The World Bank has been present in Nigeria for many years and has the Stolen Asset Recovery (STAR) initiative aimed at boosting its capacities in asset recovery, Public Eye’s Longchamp notes. But he says criticism of the World Bank in Nigeria is not without context, since the institution has been implicated in past corruption scandals.

“There was deep scepticism with regard to the World Bank’s involvement, but I think that as long as there is no similar organisation…it’s better to have the World Bank than no-one.”

Cleaning up Switzerland
The latest Nigerian restitution agreement comes amid changes to Swiss laws and practices surrounding the restitution of dictator assets that culminated in the 2016 Act on Freezing and Restitution of Illicit Assets Held by Foreign Politically Exposed Persons (FIAA).

Longchamp points out that Switzerland has tightened its money laundering laws several times in recent years, often under international pressure and “especially with regard to tax evasion issues”.

He sees progress but says the problem has not gone away, as a series of corruption scandals from Petrobras to 1MDB and Ukraine has proven. He argues that Switzerland often tries to use the restitution of assets to prove its status as a clean financial centre.

But in the end, he believes, most foreign corruption cases on Swiss soil “are probably not even detected”. 

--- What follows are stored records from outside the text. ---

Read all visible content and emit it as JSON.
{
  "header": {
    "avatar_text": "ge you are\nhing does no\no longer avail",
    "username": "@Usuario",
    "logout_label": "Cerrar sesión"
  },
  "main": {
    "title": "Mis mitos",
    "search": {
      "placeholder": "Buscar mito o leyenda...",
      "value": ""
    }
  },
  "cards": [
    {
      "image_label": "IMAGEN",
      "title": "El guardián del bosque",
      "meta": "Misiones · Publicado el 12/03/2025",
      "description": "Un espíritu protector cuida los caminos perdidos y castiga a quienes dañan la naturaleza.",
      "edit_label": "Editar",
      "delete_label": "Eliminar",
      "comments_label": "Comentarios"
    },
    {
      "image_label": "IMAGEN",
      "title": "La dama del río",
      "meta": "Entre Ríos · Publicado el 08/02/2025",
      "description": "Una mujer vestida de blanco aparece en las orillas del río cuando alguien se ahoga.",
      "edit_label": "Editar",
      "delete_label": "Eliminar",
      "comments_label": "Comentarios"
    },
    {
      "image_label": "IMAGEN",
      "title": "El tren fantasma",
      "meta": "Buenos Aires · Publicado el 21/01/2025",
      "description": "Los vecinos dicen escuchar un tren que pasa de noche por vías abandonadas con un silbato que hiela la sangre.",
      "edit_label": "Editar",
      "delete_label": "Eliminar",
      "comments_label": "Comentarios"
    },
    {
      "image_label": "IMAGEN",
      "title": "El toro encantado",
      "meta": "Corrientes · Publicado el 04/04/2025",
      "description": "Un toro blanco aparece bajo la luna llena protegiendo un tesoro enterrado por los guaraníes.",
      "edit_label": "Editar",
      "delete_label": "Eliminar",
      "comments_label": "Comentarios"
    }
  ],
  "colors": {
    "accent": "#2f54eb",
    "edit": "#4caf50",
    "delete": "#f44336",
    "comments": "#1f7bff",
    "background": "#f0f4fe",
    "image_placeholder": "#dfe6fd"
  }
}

This article was first published by swissinfo.ch

Switzerland and dictator funds: Key points

First freezing of funds
1986, Ferdinand Marcos (Philippines), $684 million: Having refused a few years earlier to freeze assets of the fallen Shah of Iran, Switzerland acted fast in 1986. It froze the assets of Ferdinand Marcos and his shoe-loving wife Imelda, just a few days after the fall of the Philippines dictator.  This was done as a preventive measure, even before a request from the new Philippines government. The funds were returned 12 years later in 1998, under an agreement with the new Philippines government, including a guarantee that part of the funds would benefit the victims of the Marcos regime. At the time, it took 60 rulings from the Swiss Federal Supreme Court before the funds could be returned. 

First restitution
1997, Moussa Traoré (Mali), CHF3.9 million: The sum was modest, but its remittance was a historic first. This case took only five years, which the Swiss government attributes to smooth cooperation with the Malian authorities, plus the fact that Traoré was tried and convicted in Mali for violent crimes during his rule. 

Problematic cases
1986 Haiti ($6 million) and 1997 DRC ($5.5 million): Switzerland froze assets of Haitian dictator Jean-Claude (“Baby Doc”) Duvalier and Mobutu Sese Seko of Zaire/DRC soon after they fell. But the funds could not be returned to the countries of origin because of the weakness of State structures and mutual legal assistance in those countries. These failures ultimately led Switzerland to pass a new law known as the “Lex Duvalier”, to permit confiscations under such circumstances. 

2011 Tunisia, Egypt, Libya, Syria

In the aftermath of the Arab Spring, Switzerland blocked nearly CHF1 billion ($1 billion) linked to fallen dictators and Bashar al-Assad. So far, only a relatively tiny amount has been returned to Tunisia. Asked about this in January 2018, Swiss president Alain Berset said, “Switzerland would like to go much faster. But this must be done in line with legal procedures and with the certainty that this money will arrive at the right place.”

2014 Ukraine

Following the demonstrations on Maidan Square in Kiev and the removal of Ukraine’s then president Viktor Yanukovich, Switzerland preventively froze his assets, totalling some $70 million.